If the track record of the EU is observed it can be seen that it has a preference for negative decisions taken by referendum to be reversed. It engineered this in Denmark and in Ireland. A refusal to budge by the EU will force a second referendum in the UK – exactly the preferred option for the EU. The Commission has scant regard for the democratic processes of its member states, whilst holding in elevated respect its own carte blanche powers and the indirect and weak democratic processes within the EU.

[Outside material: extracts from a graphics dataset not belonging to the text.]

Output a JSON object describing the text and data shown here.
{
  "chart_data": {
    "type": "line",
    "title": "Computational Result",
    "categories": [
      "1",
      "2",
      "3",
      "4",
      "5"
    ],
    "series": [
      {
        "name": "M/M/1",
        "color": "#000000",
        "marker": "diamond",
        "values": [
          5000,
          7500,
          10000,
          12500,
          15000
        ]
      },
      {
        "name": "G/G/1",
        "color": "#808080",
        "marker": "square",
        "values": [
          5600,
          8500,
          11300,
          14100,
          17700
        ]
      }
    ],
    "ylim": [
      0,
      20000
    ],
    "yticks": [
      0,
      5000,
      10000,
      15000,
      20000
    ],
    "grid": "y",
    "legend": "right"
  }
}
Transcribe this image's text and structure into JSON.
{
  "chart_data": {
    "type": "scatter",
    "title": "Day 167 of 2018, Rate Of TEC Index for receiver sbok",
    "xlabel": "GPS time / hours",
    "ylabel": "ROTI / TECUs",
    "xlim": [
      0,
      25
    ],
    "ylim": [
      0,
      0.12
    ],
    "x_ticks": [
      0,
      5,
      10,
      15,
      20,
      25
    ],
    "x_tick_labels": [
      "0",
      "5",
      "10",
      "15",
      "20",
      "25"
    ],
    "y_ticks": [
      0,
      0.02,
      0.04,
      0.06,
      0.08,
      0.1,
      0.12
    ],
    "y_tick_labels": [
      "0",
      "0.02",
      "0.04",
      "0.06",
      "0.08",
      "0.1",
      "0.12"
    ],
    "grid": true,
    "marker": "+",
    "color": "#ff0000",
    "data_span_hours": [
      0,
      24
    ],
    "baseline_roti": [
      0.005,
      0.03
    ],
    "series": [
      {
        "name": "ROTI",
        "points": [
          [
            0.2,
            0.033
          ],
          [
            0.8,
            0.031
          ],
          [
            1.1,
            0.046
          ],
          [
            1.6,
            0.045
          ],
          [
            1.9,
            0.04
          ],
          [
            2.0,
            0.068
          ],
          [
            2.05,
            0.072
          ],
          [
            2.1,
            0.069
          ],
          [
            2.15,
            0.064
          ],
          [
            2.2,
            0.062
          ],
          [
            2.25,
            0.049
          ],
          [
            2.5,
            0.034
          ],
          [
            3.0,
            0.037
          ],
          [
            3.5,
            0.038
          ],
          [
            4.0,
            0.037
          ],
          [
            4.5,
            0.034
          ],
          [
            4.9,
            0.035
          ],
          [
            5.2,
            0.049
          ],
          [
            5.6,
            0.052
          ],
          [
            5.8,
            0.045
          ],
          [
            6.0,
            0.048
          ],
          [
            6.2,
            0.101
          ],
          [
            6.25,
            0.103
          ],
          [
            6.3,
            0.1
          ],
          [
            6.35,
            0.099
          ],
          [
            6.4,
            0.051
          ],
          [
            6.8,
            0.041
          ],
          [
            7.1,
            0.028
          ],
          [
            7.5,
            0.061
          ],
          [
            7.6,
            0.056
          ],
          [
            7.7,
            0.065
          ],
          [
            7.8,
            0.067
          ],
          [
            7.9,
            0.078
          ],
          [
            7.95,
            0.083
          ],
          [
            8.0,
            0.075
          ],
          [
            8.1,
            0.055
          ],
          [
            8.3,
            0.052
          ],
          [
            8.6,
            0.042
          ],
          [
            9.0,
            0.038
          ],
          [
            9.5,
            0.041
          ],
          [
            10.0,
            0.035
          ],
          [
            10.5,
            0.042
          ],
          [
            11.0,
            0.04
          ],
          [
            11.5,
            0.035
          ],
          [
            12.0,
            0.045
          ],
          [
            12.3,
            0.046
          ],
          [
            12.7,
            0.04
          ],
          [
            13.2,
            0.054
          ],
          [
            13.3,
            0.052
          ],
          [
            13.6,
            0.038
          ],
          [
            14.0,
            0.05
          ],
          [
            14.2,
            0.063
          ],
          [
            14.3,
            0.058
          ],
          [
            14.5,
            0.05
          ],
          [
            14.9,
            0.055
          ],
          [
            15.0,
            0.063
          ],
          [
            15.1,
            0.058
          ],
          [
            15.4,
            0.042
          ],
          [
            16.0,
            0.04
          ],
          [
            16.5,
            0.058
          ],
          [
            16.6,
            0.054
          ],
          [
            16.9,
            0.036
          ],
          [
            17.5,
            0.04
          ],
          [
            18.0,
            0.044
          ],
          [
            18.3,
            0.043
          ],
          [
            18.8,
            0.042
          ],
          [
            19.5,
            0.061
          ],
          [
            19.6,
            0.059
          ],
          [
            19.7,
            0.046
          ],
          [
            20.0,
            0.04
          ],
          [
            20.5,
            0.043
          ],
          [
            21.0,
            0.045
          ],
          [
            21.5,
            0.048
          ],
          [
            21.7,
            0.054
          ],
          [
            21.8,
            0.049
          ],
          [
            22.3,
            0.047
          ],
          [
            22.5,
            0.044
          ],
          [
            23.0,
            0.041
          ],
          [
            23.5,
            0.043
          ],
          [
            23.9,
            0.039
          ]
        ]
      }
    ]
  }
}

That is not to say that the EU has no merit but rather indicates the drastic structural reform that the EU requires as an institution.

L J Atterbury
Poland

Jeremy Corbyn is a threat to the established order – and that’s why he’s attacked

In the 2017 general election, Labour gained 40 per cent of the vote, and the largest increase in its share of the vote since the 1945 general election. Jeremy Corbyn, who started the campaign 20 points behind in the polls, achieved this result following two years of attacks from all sides, and, in the words of the BBC, “in the face of a brutal onslaught from the print media”. He had, again in the BBC’s words, “changed British politics” and “showed, amazingly, that Labour did not have to move to the centre to win votes but could do so from the unashamed left”.

Does this totally unexpected result explain the extraordinary escalation in the onslaught from the BBC and other establishment institutions since then? Do the countless absurd smears stem from the fact that Jeremy Corbyn and his policies are now seen as a clear threat to the establishment in this country? The Labour MPs opposing him see their power base in the party, established over the past 30 years, under attack, but know that with half a million party members behind him, a further challenge to his leadership would fail. They do not understand that the era of submission to Thatcherite policies is over.

Anyone standing outside a polling station in May 2017 could see what these Labour MPs cannot: instead of the usual trickle of elderly voters, large groups of enthusiastic and optimistic young people turned out to demonstrate that they were not fooled by many of the unfounded smears of antisemitism, espionage etc, and that they understood the Labour leader was under attack from all sides because he stood outside the establishment, and because his policies threatened the political dogma that had prevailed since Margaret Thatcher won power 40 years ago.

Those who hold power naturally want the status quo to continue untroubled: power never cedes without a fight. But the people are eager for change, and want a government that serves the public, not powerful vested interests. Jeremy Corbyn’s policies articulate their anger at the failed privatisations of public services, and widespread deregulation. Ordinary Labour Party members want MPs who will not undermine the party’s democratic processes, or sabotage their efforts to achieve a Labour government. A Labour MP from the left of the party brought us our most treasured institution, the NHS. Now that the country is suffering in every sphere under Tory austerity – from poverty to knife crime to slum housing – Labour has the policies to prove the BBC correct in their assessment that British politics has indeed changed, and moved, with the Labour Party, to the left.